Nasdaq has filed a rule change with the SEC to allow tokenized equities and exchange-traded products (ETPs). These would be traditional stocks, recorded and settled on a blockchain, but still carrying the same shareholder rights and protections as the underlying equity.

This isn’t about replacing stocks with “crypto coins.” It’s about upgrading the rails those stocks move on, replacing legacy settlement systems with blockchain-based ones.

How It Works

Tokenized shares: Stocks would be represented by digital tokens on a blockchain.

Same rights: Investors would still own the underlying stock, with the same voting and dividend rights.

New rails: Instead of settling trades through clearinghouses like the DTCC, settlement would occur directly on-chain — potentially in near real time.

This shift could turn the current two-day settlement cycle (T+2) into something close to instant settlement.

Why It’s Happening

The SEC and Nasdaq see tokenization as a solution to long-standing inefficiencies:

Efficiency & speed: Instant settlement reduces counterparty risk.

Cost savings: Cutting out middlemen like clearinghouses lowers transaction costs.

Global access: Tokenized shares could be available 24/7, unlocking U.S. markets for international investors.

At the same time, the rise of blockchain in traditional finance — from BlackRock’s tokenized funds to Franklin Templeton’s blockchain-based money market products — has created momentum regulators can no longer ignore.

Support vs. Resistance

Supporters:

Nasdaq — driving the rule change.

Coinbase & Robinhood — see tokenized equities as a natural extension of crypto trading.

SEC Commissioner Hester Peirce — supportive but clear that tokenized shares remain securities.

Opponents:

Citadel Securities & DTCC — risk losing billions in settlement and custody fees.

World Federation of Exchanges (WFE) — warns tokenized equities could “mimic” stocks without sufficient oversight.

This clash sets up a classic battle: innovation vs. incumbency.

Why This Is a Big Deal

  1. Faster settlement → goodbye T+2 delays, hello instant settlement.

  2. Lower costs → fewer fees for brokers, custodians, and clearing firms.

  3. Global market access → U.S. equities available around the clock, similar to crypto.

  4. Crypto validation → blockchain cemented as a backbone of global finance.

But risks remain:

Tokenized stocks must fully comply with U.S. securities laws.

Liquidity may be uneven at first.

Large-scale adoption is still in its early stages.
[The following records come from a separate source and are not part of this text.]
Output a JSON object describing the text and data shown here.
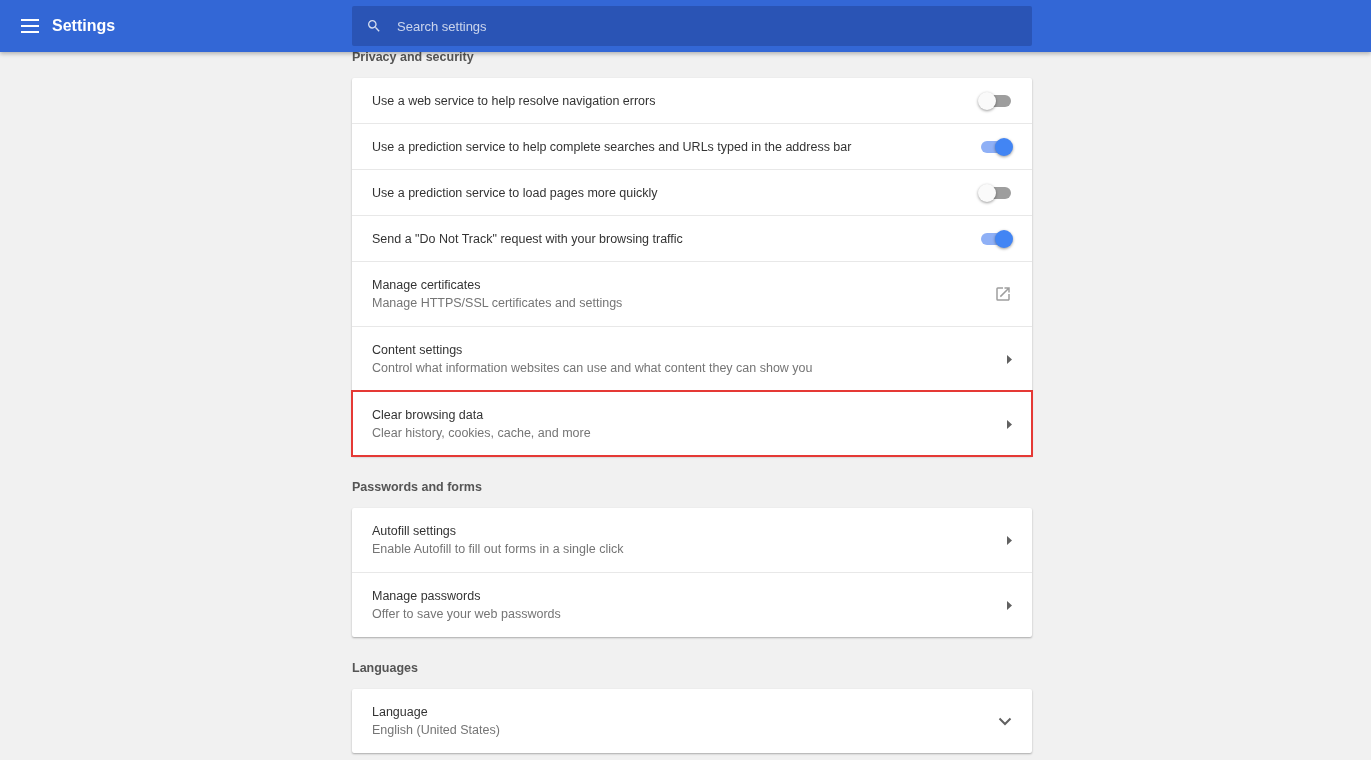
{
  "header": {
    "title": "Settings",
    "search": {
      "placeholder": "Search settings"
    }
  },
  "sections": [
    {
      "heading": "Privacy and security",
      "rows": [
        {
          "kind": "toggle",
          "label": "Use a web service to help resolve navigation errors",
          "on": false
        },
        {
          "kind": "toggle",
          "label": "Use a prediction service to help complete searches and URLs typed in the address bar",
          "on": true
        },
        {
          "kind": "toggle",
          "label": "Use a prediction service to load pages more quickly",
          "on": false
        },
        {
          "kind": "toggle",
          "label": "Send a \"Do Not Track\" request with your browsing traffic",
          "on": true
        },
        {
          "kind": "external",
          "label": "Manage certificates",
          "sublabel": "Manage HTTPS/SSL certificates and settings",
          "highlighted": false
        },
        {
          "kind": "arrow",
          "label": "Content settings",
          "sublabel": "Control what information websites can use and what content they can show you",
          "highlighted": false
        },
        {
          "kind": "arrow",
          "label": "Clear browsing data",
          "sublabel": "Clear history, cookies, cache, and more",
          "highlighted": true
        }
      ]
    },
    {
      "heading": "Passwords and forms",
      "rows": [
        {
          "kind": "arrow",
          "label": "Autofill settings",
          "sublabel": "Enable Autofill to fill out forms in a single click",
          "highlighted": false
        },
        {
          "kind": "arrow",
          "label": "Manage passwords",
          "sublabel": "Offer to save your web passwords",
          "highlighted": false
        }
      ]
    },
    {
      "heading": "Languages",
      "rows": [
        {
          "kind": "expand",
          "label": "Language",
          "sublabel": "English (United States)",
          "highlighted": false
        }
      ]
    }
  ]
}
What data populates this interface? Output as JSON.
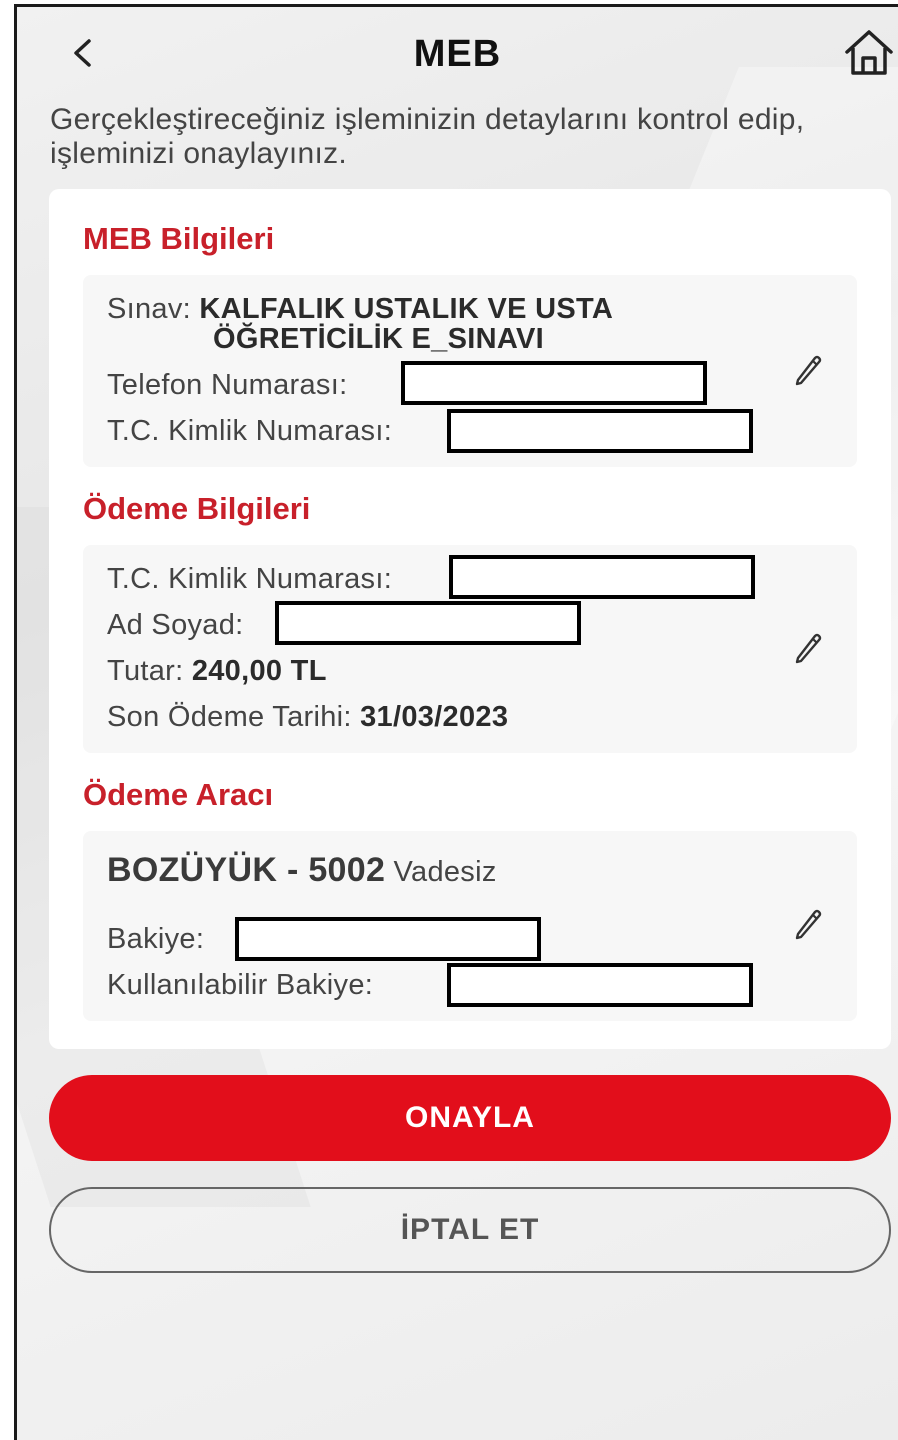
{
  "header": {
    "title": "MEB"
  },
  "intro": "Gerçekleştireceğiniz işleminizin detaylarını kontrol edip, işleminizi onaylayınız.",
  "meb_section": {
    "title": "MEB Bilgileri",
    "exam_label": "Sınav:",
    "exam_value_line1": "KALFALIK USTALIK VE USTA",
    "exam_value_line2": "ÖĞRETİCİLİK E_SINAVI",
    "phone_label": "Telefon Numarası:",
    "tc_label": "T.C. Kimlik Numarası:"
  },
  "payment_section": {
    "title": "Ödeme Bilgileri",
    "tc_label": "T.C. Kimlik Numarası:",
    "name_label": "Ad Soyad:",
    "amount_label": "Tutar:",
    "amount_value": "240,00 TL",
    "due_label": "Son Ödeme Tarihi:",
    "due_value": "31/03/2023"
  },
  "tool_section": {
    "title": "Ödeme Aracı",
    "account_name": "BOZÜYÜK - 5002",
    "account_type": "Vadesiz",
    "balance_label": "Bakiye:",
    "available_label": "Kullanılabilir Bakiye:"
  },
  "buttons": {
    "confirm": "ONAYLA",
    "cancel": "İPTAL ET"
  },
  "icons": {
    "back": "chevron-left-icon",
    "home": "home-icon",
    "edit": "pencil-icon"
  },
  "colors": {
    "accent": "#e20e1b",
    "section_title": "#c8202a"
  }
}
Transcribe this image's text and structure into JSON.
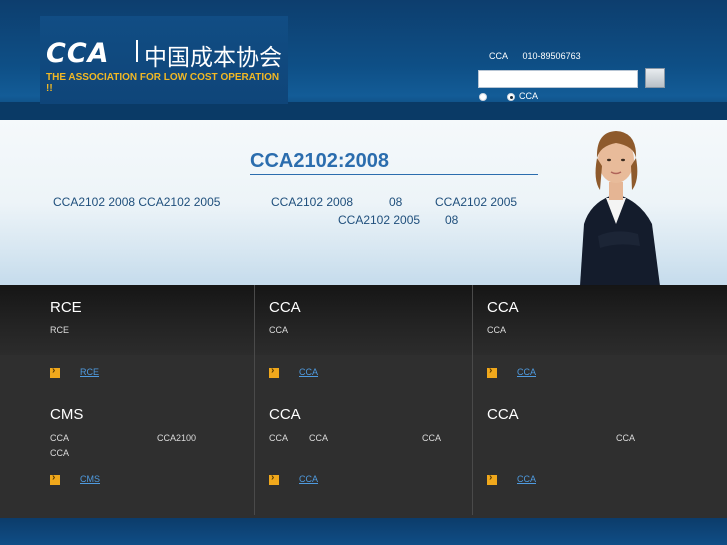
{
  "header": {
    "logo_abbr": "CCA",
    "logo_cn": "中国成本协会",
    "logo_en": "THE ASSOCIATION FOR LOW COST OPERATION !!",
    "contact_name": "CCA",
    "contact_phone": "010-89506763",
    "search_placeholder": "",
    "radio_label": "CCA"
  },
  "banner": {
    "title": "CCA2102:2008",
    "line1": [
      "CCA2102 2008 CCA2102 2005",
      "CCA2102 2008",
      "08",
      "CCA2102 2005"
    ],
    "line2": [
      "CCA2102 2005",
      "08"
    ]
  },
  "cells": [
    {
      "title": "RCE",
      "desc1": "RCE",
      "desc2": "",
      "desc3": "",
      "link": "RCE"
    },
    {
      "title": "CCA",
      "desc1": "CCA",
      "desc2": "",
      "desc3": "",
      "link": "CCA"
    },
    {
      "title": "CCA",
      "desc1": "CCA",
      "desc2": "",
      "desc3": "",
      "link": "CCA"
    },
    {
      "title": "CMS",
      "desc1": "CCA",
      "desc2": "CCA2100",
      "desc3": "CCA",
      "link": "CMS"
    },
    {
      "title": "CCA",
      "desc1": "CCA",
      "desc2": "CCA",
      "desc3": "CCA",
      "link": "CCA"
    },
    {
      "title": "CCA",
      "desc1": "CCA",
      "desc2": "",
      "desc3": "",
      "link": "CCA"
    }
  ],
  "colors": {
    "accent_blue": "#2b6dae",
    "link_blue": "#4f9be0",
    "logo_orange": "#f2b824"
  }
}
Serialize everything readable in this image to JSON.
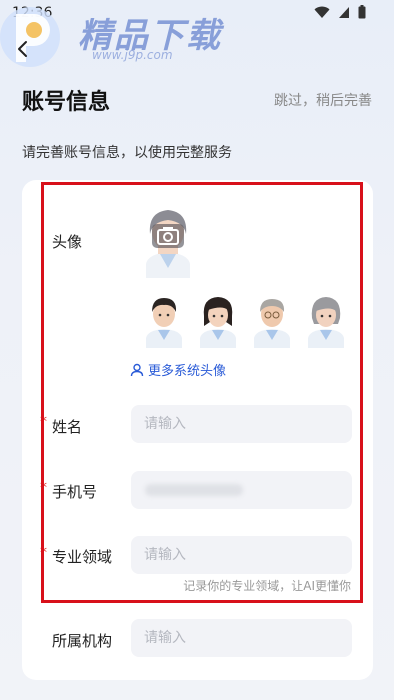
{
  "status_bar": {
    "time": "12:36"
  },
  "watermark": {
    "brand": "精品下载",
    "url": "www.j9p.com"
  },
  "header": {
    "title": "账号信息",
    "skip_label": "跳过，稍后完善",
    "subtitle": "请完善账号信息，以使用完整服务"
  },
  "form": {
    "avatar_label": "头像",
    "more_avatars_label": "更多系统头像",
    "name_label": "姓名",
    "name_placeholder": "请输入",
    "phone_label": "手机号",
    "phone_placeholder": "",
    "specialty_label": "专业领域",
    "specialty_placeholder": "请输入",
    "specialty_hint": "记录你的专业领域，让AI更懂你",
    "institution_label": "所属机构",
    "institution_placeholder": "请输入",
    "required_mark": "*"
  },
  "colors": {
    "accent": "#2a5bd7",
    "required": "#e02020",
    "highlight": "#d8101a"
  }
}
What It Means for Crypto Investors

For the crypto space, this is more than a regulatory milestone — it’s validation.

Legitimacy: Blockchain isn’t just for Bitcoin anymore; it’s for Apple and Tesla, too.

On-ramps multiply: Platforms like Coinbase could expand beyond crypto into equities, blurring the line between stock brokerages and crypto exchanges.

Tokenization boom: If stocks can be tokenized, so can bonds, real estate, commodities — fueling demand for infrastructure blockchains like Ethereum, Solana, and XRP Ledger.

Final Take

The SEC’s blockchain stock-trading proposal is not a question of “if,” but “when.” Wall Street may resist, but momentum is moving toward a hybrid financial system where stocks and crypto trade side by side on the same digital infrastructure.

For retail investors, this isn’t just about seeing Apple shares as tokens. It’s about the dawn of a market that’s faster, cheaper, and more accessible — where crypto and traditional finance finally converge.